The full Feasibility Study for the proposed Peaks and Dales Line—a reinstated rail corridor linking Manchester and Derby via Chinley, Buxton, Bakewell and Matlock—has now been formally submitted to the Department for Transport for review.
The submission will be considered through the Better Value Rail Working Group, comprising the Department for Transport (DfT), Network Rail, and the Office of Rail and Road (ORR). It represents a major milestone for a scheme increasingly viewed as nationally significant in both transport and environmental terms.
Crucially, the study confirms that no prohibitive technical, environmental, planning or delivery barriers have been identified at feasibility stage. This clears the way for the corridor to progress to the next phase of development: a Strategic Outline Business Case (SOBC).
A clear and compelling case for change
The Feasibility Study responds to longstanding—and worsening—transport pressures across the Peak District, High Peak and Derbyshire Dales, including:
- Severe and persistent congestion on key corridors such as the A6, A623, A515 and A53
- Heavy dependence on private car travel within a protected National Park
- Limited public transport accessibility for rural communities
- Increasing strain on the visitor economy and sensitive landscapes
Following a transport hierarchy assessment, the study concludes that rail reinstatement is the only high‑capacity, low‑carbon intervention capable of addressing these challenges at scale, while aligning with national decarbonisation objectives.
Headline findings from the feasibility stage
Using conservative assumptions and benchmarking against comparable UK rail reinstatement and enhancement schemes assessed under the DfT Better Value Rail framework, the study finds that the Peaks and Dales Line could:
- Generate £2bn–£8bn in additional Gross Value Added (GVA) by 2040
- Remove approximately 1.0–4.3 million car trips per year from the road network (from visitor travel alone)
- Deliver annual carbon savings of around 15,000–60,000 tonnes of CO₂e
- Provide sustainable access for 13–26 million annual Peak District visitors, around 85% of whom currently arrive by car
- Improve connectivity for 3.16 million people across the connected regions who do not own or have access to a car
- Support sustainable access to 17,870 potential new homes, all located on brownfield land outside the National Park
- Enable £447m–£804m in voluntary Land Value Capture, reducing reliance on public funding
The study also highlights the efficiency of the proposal, confirming that only around 11.5 miles of reinstated railway would be required to reconnect a corridor of nearly 50 route miles, with targeted upgrades proposed across the remainder of the route.

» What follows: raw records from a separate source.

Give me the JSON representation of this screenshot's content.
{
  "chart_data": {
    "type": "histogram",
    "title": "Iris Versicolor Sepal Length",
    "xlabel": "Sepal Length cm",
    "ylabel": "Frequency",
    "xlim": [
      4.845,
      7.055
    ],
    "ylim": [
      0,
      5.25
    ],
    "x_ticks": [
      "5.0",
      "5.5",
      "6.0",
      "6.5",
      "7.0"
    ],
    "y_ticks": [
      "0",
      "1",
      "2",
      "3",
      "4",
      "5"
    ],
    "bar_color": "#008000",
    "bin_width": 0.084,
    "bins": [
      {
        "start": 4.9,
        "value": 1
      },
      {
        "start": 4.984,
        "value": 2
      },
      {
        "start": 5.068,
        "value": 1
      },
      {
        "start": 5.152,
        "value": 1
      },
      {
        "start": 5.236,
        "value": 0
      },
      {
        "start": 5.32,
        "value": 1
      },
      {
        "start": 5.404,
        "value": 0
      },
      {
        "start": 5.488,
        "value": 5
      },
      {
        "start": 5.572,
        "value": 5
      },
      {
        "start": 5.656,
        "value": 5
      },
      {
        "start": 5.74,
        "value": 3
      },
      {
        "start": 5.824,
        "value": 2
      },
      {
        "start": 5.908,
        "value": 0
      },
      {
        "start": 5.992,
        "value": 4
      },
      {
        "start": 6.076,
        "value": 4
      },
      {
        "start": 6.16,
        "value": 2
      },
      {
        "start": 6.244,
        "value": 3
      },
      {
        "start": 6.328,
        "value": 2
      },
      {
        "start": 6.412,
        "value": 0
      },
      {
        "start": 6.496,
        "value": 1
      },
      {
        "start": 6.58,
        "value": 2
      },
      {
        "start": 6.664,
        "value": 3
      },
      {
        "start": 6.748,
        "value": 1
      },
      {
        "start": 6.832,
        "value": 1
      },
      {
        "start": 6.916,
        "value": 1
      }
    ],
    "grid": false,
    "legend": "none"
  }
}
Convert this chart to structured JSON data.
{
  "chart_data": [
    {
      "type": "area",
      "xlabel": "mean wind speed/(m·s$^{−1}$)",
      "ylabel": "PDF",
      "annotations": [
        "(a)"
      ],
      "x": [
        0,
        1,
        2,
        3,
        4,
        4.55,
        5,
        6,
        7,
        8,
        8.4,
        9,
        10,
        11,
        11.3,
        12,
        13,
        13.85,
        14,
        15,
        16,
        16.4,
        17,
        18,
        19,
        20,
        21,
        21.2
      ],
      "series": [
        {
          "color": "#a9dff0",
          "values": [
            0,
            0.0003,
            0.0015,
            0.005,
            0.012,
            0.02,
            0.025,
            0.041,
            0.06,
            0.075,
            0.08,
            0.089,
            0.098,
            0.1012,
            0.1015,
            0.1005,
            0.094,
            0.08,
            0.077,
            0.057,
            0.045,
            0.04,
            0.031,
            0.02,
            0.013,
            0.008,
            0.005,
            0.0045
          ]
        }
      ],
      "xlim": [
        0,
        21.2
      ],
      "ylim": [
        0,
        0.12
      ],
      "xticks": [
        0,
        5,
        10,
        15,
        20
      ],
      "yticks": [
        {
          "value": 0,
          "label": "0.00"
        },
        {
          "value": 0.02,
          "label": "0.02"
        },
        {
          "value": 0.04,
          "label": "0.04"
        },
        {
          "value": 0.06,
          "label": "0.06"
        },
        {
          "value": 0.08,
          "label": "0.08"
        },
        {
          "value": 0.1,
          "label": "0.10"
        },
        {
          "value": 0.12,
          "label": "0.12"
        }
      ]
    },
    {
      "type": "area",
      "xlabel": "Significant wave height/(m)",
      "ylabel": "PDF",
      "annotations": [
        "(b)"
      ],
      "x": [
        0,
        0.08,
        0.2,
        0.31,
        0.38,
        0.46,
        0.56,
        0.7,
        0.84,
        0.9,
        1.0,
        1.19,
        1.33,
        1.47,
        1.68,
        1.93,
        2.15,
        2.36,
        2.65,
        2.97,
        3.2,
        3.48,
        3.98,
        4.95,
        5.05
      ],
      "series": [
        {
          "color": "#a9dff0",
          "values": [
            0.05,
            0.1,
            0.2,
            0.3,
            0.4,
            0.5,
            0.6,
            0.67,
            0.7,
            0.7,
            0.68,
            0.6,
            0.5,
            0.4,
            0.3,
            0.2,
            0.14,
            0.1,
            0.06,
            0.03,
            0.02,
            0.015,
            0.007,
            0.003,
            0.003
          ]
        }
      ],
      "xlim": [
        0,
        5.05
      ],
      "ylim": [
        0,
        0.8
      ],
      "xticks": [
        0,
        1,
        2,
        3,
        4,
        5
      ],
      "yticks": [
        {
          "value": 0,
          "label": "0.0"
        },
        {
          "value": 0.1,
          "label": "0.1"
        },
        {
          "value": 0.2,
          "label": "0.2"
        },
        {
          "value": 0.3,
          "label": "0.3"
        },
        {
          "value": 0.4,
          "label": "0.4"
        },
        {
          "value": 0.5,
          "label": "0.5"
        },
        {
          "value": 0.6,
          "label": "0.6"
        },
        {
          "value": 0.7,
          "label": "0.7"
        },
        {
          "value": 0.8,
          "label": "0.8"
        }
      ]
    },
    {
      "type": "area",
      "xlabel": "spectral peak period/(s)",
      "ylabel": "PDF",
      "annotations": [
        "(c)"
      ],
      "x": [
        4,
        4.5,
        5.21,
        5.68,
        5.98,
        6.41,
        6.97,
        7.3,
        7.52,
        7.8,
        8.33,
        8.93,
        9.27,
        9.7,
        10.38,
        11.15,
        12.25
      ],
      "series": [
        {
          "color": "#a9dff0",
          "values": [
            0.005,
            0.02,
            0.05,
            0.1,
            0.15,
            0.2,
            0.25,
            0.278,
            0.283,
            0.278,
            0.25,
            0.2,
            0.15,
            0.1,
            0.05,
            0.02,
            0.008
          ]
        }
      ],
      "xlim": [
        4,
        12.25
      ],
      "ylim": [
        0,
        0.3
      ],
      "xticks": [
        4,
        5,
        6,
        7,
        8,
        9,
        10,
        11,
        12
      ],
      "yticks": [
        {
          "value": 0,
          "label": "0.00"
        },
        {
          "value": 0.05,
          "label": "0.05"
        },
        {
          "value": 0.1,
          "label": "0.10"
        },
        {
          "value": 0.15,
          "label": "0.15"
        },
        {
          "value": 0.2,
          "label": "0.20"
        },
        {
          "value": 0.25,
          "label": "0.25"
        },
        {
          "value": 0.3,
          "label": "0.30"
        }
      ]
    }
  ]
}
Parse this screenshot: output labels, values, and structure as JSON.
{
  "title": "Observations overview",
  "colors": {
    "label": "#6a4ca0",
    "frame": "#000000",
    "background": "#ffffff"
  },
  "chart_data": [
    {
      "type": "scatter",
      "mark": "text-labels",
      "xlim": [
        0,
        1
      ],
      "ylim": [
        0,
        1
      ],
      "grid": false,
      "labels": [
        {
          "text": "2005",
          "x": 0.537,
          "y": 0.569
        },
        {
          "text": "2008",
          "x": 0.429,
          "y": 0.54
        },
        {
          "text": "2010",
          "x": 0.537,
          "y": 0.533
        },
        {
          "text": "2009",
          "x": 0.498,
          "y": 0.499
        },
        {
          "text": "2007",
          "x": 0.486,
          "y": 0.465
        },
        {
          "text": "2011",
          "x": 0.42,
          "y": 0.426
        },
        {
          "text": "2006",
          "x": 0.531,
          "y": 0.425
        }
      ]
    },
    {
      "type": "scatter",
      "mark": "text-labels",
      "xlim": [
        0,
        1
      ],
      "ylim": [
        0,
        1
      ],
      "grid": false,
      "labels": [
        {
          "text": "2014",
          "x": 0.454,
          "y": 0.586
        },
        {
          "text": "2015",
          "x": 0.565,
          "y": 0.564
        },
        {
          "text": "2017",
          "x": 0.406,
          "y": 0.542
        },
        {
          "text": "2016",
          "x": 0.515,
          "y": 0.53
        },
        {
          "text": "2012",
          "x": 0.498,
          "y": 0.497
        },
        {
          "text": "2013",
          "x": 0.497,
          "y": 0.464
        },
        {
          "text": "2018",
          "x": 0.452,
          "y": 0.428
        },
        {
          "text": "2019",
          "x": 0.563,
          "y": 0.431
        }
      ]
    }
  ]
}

Environmental protection and active travel integration
A central conclusion of the study is that rail reinstatement offers a practical mechanism to protect the Peak District, reducing traffic pressure, improving air quality in sensitive valleys and supporting a long‑term shift towards sustainable visitor access.
The proposals include an enhanced Monsal Trail Network, ensuring that walking, cycling and leisure routes are retained, improved and expanded alongside the railway, rather than displaced. This integrated approach supports multimodal access while preserving the corridor’s recreational value.
Strategic and national network benefits
Beyond the immediate corridor, the Feasibility Study identifies wider strategic benefits, including:
- Strengthened east–west connectivity between the North West and East Midlands
- Additional resilience and diversionary capacity for the Hope Valley Line, Midland Main Line and West Coast Main Line
- Strong alignment with national objectives on decarbonisation, modal shift and integrated transport planning
Political and stakeholder support
The project has secured formal cross‑party parliamentary backing, with more than 26 MPs from the East Midlands, North West and South Yorkshire signing a joint letter of support to the Minister for Rail.
Derbyshire County Council is also scheduled to consider a motion of support at its May meeting.
Quotes
John Whitby MP, Member of Parliament for Derbyshire Dales, said:
“This study marks a significant step forward for a project of both national significance and profound local importance.
Reinstating the Peaks and Dales Line has the potential to reconnect communities, strengthen productivity and deliver genuinely sustainable travel between the North West and East Midlands, while protecting the unique landscape of the Peak District.”
Martyn Guiver, Director of Operations at Peaks and Dales Line Ltd, said:
“This feasibility work demonstrates clearly that the Peaks and Dales Line corridor is credible and deliverable in principle.
It shows that rail reinstatement is the only intervention capable of addressing congestion, accessibility and environmental pressure at the scale now facing the corridor and provides a robust foundation for progression to a Strategic Outline Business Case.”
Next steps: progressing to SOBC
With feasibility confirmed, the scheme can now move forward to Strategic Outline Business Case development, which will include:
- Detailed option development and comparative assessment
- Formal passenger demand and economic modelling
- Environmental assessment and design refinement
- Further engagement with authorities, stakeholders and communities
No preferred alignment, station locations or service patterns have been selected at this stage. All options within the established corridor will be assessed proportionately in line with DfT guidance.